Wembanyama’s Spurs have done something Duncan’s didn’t manage until the very end. They have leapt to the forefront of the NBA—culturally, materially, and spiritually. They’ve become an “it” team. In this respect, they pose an interesting juxtaposition to the team they’ll face in the 2026 Finals. While San Antonio flew under the radar with one of the longest, and supposedly the most boring, runs of sustained success in NBA history, the New York Knicks flailed through chaos and failure for all to see (and laugh at) in the country’s biggest market. The Knicks haven’t played for a title in 27 years—since 1999, when they faced the Spurs during Duncan’s second NBA season—but they’ve dominated the East this postseason.
Ironically, the Knicks have broken their Finals drought by becoming a bit more Spurs-like. They methodically built a title contender piece by piece. Their starting lineup harnesses an unselfish brand of basketball in which everyone plays an essential role by being themselves.
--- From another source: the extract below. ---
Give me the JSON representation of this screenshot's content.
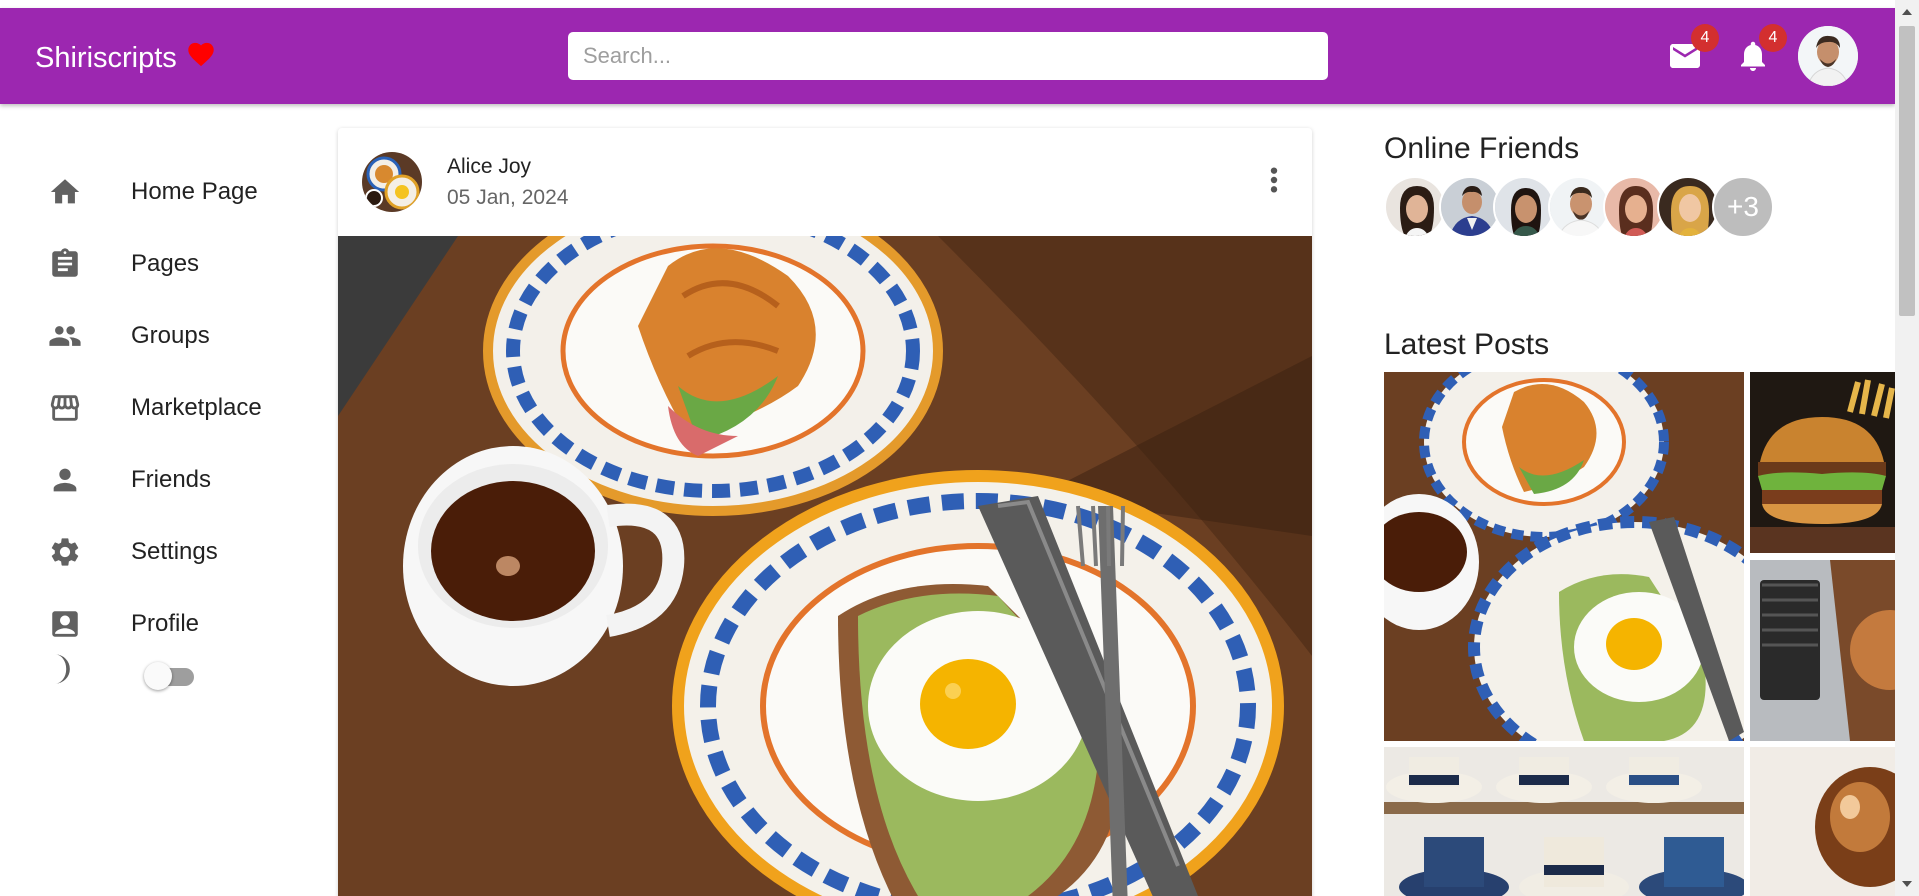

Their best player, Jalen Brunson, is a legendary leader who uses fundamentals and creativity to overcome his small stature. If they win the title, the Knicks will be the first team since the 2014 Spurs to do so without a top-five player near the peak of his powers.
San Antonio, too, is in uncharted waters. The Spurs—the Spurs—are the NBA’s bright, shiny object, coming off the most-watched conference finals in history. Wembanyama, who was just announced as the cover athlete for NBA 2K27, is vying to become the sport’s biggest star. There is a vibrancy coursing through the veins of this team that the Spurs of old never achieved—or ever really wanted. Today, it’s impossible to miss.

The Spurs re-adopted the Fiesta color scheme in 2020, just after they missed the playoffs for the first time since 1997. As I wrote then, it felt like an acknowledgement that the monochrome brilliance of the Duncan era had run its course, but also, perhaps, a statement of intent about what the next era of Spurs basketball could be. In April 2026, those colors lined the arena for the first Spurs playoff game since 2019. On Wednesday night, the NBA Finals will begin in San Antonio. The future is already finally here.